I’m honestly not sure how I made it back to my hotel that night. I do remember the doorman at the Crillon looking at me agh
ast when I asked him if he could get me a cab so I could return to the Hôtel Mercure. That was the media hotel. It was not exactly the Crillon.
I somehow made it to Roland Garros the next morning even though the poison from the Armagnac was still coming out of my pores. I didn’t even feel well enough to drink coffee, but when I arrived I went to find Jennifer Proud, the PR person for the Men’s International Professional Tennis Council, which ran the men’s game at the time.
“I need Mike DePalmer whenever his match is over,” I said to Jennifer. DePalmer was a young American who had played for his father at the University of Tennessee. He was playing Joakim Nyström out on court four, which was about as far from the media center as any court on the grounds. Nyström was a Swede and was ranked number six in the world. DePalmer had won the first two sets from him, but Nyström had come back to win the next two. They had been forced to stop because of darkness in the fifth the previous evening at 2-all. I figured, win or lose, DePalmer was worth at least a sidebar.

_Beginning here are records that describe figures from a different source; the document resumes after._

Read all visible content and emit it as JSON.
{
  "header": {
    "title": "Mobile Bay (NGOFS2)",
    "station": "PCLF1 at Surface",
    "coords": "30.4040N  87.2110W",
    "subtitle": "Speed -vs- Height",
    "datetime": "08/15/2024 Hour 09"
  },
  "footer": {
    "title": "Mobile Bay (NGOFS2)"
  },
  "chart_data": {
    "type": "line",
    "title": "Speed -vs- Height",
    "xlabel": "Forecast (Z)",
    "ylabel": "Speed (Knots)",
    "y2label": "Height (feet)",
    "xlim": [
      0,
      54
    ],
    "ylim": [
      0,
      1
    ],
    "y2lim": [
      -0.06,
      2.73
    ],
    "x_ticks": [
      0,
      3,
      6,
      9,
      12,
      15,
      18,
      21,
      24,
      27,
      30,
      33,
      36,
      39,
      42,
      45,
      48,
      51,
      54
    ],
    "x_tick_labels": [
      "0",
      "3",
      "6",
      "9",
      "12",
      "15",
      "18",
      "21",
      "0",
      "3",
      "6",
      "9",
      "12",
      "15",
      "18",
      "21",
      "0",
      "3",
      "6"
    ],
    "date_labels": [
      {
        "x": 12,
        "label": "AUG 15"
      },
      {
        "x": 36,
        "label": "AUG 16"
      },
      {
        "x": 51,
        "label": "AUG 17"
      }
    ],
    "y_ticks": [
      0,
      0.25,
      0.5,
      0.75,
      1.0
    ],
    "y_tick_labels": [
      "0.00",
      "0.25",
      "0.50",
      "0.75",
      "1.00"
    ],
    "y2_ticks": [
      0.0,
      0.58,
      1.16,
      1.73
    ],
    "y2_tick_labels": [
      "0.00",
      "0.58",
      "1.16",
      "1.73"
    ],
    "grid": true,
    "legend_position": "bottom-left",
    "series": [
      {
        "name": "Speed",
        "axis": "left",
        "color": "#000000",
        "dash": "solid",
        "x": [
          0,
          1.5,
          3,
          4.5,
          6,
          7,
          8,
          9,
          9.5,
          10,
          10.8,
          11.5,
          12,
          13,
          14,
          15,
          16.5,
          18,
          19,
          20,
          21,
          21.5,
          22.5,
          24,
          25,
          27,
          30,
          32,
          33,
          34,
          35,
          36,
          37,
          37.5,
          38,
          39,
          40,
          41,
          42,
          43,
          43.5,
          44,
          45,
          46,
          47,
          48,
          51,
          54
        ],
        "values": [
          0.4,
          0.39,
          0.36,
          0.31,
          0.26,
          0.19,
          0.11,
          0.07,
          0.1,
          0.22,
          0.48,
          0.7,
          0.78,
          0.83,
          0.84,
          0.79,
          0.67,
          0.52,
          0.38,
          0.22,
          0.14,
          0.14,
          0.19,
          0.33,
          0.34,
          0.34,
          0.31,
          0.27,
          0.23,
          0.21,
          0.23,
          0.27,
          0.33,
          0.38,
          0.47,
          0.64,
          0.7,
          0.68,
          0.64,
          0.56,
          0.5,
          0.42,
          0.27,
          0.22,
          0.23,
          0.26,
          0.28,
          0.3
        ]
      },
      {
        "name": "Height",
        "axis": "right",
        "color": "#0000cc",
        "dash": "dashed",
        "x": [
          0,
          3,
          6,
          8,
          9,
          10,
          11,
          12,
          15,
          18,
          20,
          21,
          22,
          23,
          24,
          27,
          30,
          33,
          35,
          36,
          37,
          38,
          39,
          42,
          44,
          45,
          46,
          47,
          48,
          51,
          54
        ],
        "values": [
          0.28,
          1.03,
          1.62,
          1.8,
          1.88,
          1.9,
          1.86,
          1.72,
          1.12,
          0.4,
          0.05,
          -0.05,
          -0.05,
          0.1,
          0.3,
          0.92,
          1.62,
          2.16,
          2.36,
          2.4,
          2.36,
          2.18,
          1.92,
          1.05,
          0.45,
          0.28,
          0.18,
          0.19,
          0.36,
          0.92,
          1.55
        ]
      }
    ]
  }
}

After talking to Jennifer I stumbled downstairs to the media dining room, which was cool, dark, and empty at that hour. There was a couch in the corner of the room. The matches would resume at eleven. I looked at my watch. It was almost ten. I could lie down for an hour, then walk out to court four to watch the end of the match.
A few minutes later, someone shook me awake. It was Jennifer Proud.
“I can’t believe you were sleeping down here the entire time I was looking for you!” she said, genuinely angry.
“What are you talking about?” I said. “I’ve been here like five minutes.”
“Really?” she said. “I’ve been paging you for half an hour. I finally told poor Mike he could go.”
“Go?” I said. “What’s he doing here? He has to go play Nyström at eleven.”
She was now looking at me as if I was the single dumbest human being on earth. A light finally went off in my head. I looked at my watch. It was 12:45. I had been asleep for almost three hours.
“Oh God,” I said, truly embarrassed. “Is the match over?”